Suggest how the cations in each of the following solution mixtures can be separated: (a) \(\mathrm{Na}^{+}\) and $\mathrm{Cd}^{2+},(\mathbf{b}) \mathrm{Cu}^{2+}\( and \)\mathrm{Mg}^{2+},(\mathbf{c}) \mathrm{Pb}^{2+}$ and \(\mathrm{Al}^{3+},(\mathbf{d}) \mathrm{Ag}^{+}\) and \(\mathrm{Hg}^{2+} .\)

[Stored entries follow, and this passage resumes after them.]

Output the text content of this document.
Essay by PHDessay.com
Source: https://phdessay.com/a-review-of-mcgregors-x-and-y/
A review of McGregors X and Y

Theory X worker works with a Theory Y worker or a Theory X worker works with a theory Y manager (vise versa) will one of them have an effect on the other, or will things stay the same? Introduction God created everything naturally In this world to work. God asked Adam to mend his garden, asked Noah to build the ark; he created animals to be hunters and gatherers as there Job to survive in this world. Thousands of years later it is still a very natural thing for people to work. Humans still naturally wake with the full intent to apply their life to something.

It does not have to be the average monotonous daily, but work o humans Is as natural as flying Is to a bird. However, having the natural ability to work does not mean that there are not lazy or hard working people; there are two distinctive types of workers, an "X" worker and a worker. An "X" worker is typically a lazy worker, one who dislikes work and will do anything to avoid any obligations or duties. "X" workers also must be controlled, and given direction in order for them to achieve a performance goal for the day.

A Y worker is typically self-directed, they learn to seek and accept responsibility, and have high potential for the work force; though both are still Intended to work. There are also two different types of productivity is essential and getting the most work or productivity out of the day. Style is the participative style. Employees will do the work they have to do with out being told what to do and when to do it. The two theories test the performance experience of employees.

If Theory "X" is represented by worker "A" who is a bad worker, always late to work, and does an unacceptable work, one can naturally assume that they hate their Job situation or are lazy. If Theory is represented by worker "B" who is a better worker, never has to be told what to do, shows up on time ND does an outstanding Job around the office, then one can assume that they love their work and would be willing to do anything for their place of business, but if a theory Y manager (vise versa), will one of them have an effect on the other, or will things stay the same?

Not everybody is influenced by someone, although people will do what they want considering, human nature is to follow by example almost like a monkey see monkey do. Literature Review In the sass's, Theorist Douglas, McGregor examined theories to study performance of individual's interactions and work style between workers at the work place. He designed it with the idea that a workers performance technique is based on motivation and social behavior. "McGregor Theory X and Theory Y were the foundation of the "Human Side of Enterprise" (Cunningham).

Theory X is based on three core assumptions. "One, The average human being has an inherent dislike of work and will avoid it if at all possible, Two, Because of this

To separate Na+ and Cd2+ ions from a solution mixture, we can take advantage of the difference in solubility of their respective sulfide salts. Step 1: Add a source of sulfide ions, such as sodium sulfide (Na2S), to the solution containing the Na+ and Cd2+ ions. This will cause the formation of insoluble cadmium sulfide (CdS) in the presence of Cd2+ ions while sodium sulfide (Na2S) will remain soluble in the solution. Step 2: Filter out the cadmium sulfide (CdS) precipitate, which will separate the Cd2+ ions from the solution. The remaining solution will contain Na+ ions. Step 3: If necessary, evaporate the water from the remaining solution to obtain solid sodium ions in the form of a sodium salt, such as sodium chloride (NaCl).

To separate Cu2+ and Mg2+ ions from a solution mixture, we can make use of the difference in their complexation tendencies with ammonia (NH3). Step 1: Add excess ammonia solution to the solution containing Cu2+ and Mg2+ ions. This will cause the Cu2+ ions to form a soluble complex ion, [Cu(NH3)4]2+, while Mg2+ ions will remain as free ions in the solution. Step 2: Separate the [Cu(NH3)4]2+ complex ion from the Mg2+ ions by filtration, if there is a change in color or a formation of a precipitate. In some cases, you may need to use an ion-exchange column to perform this separation step. Step 3: If necessary, recover the Cu2+ and Mg2+ ions from their respective complexes and salts by evaporating the water or by performing a chemical reaction that releases the free metal ions.

To separate Pb2+ and Al3+ ions from a solution mixture, we can use the difference in solubility of their hydroxide salts. Step 1: Add a concentrated solution of sodium hydroxide (NaOH) to the solution containing Pb2+ and Al3+ ions. This will cause the formation of insoluble lead hydroxide, Pb(OH)2, while aluminum hydroxide, Al(OH)3, will remain soluble in the solution. Step 2: Filter out the lead hydroxide (Pb(OH)2) precipitate, which will separate the Pb2+ ions from the solution. The remaining solution will contain Al3+ ions. Step 3: If necessary, recover the Al3+ and Pb2+ ions from their respective hydroxide salts by performing a chemical reaction that releases the free metal ions, such as by acidification with hydrochloric acid (HCl).

To separate Ag+ and Hg2+ ions from a solution mixture, we can utilize the difference in solubility of their chloride salts. Step 1: Add a solution of sodium chloride (NaCl) to the solution containing Ag+ and Hg2+ ions. This will cause the formation of insoluble silver chloride (AgCl) and insoluble mercury(I) chloride (Hg2Cl2). Step 2: Filter out the silver chloride (AgCl) and mercury(I) chloride (Hg2Cl2) precipitates, which will separate the Ag+ and Hg2+ ions from the solution. Step 3: To separate AgCl from Hg2Cl2, add aqueous ammonia solution to the mixture of the two precipitates. This will cause the AgCl to dissolve into [Ag(NH3)2]+ complex ion, while Hg2Cl2 will remain insoluble. Filter out the insoluble Hg2Cl2. Step 4: If necessary, recover the Ag+ and Hg2+ ions from their respective chloride salts by performing a chemical reaction that releases the free metal ions, such as by acidification with nitric acid (HNO3).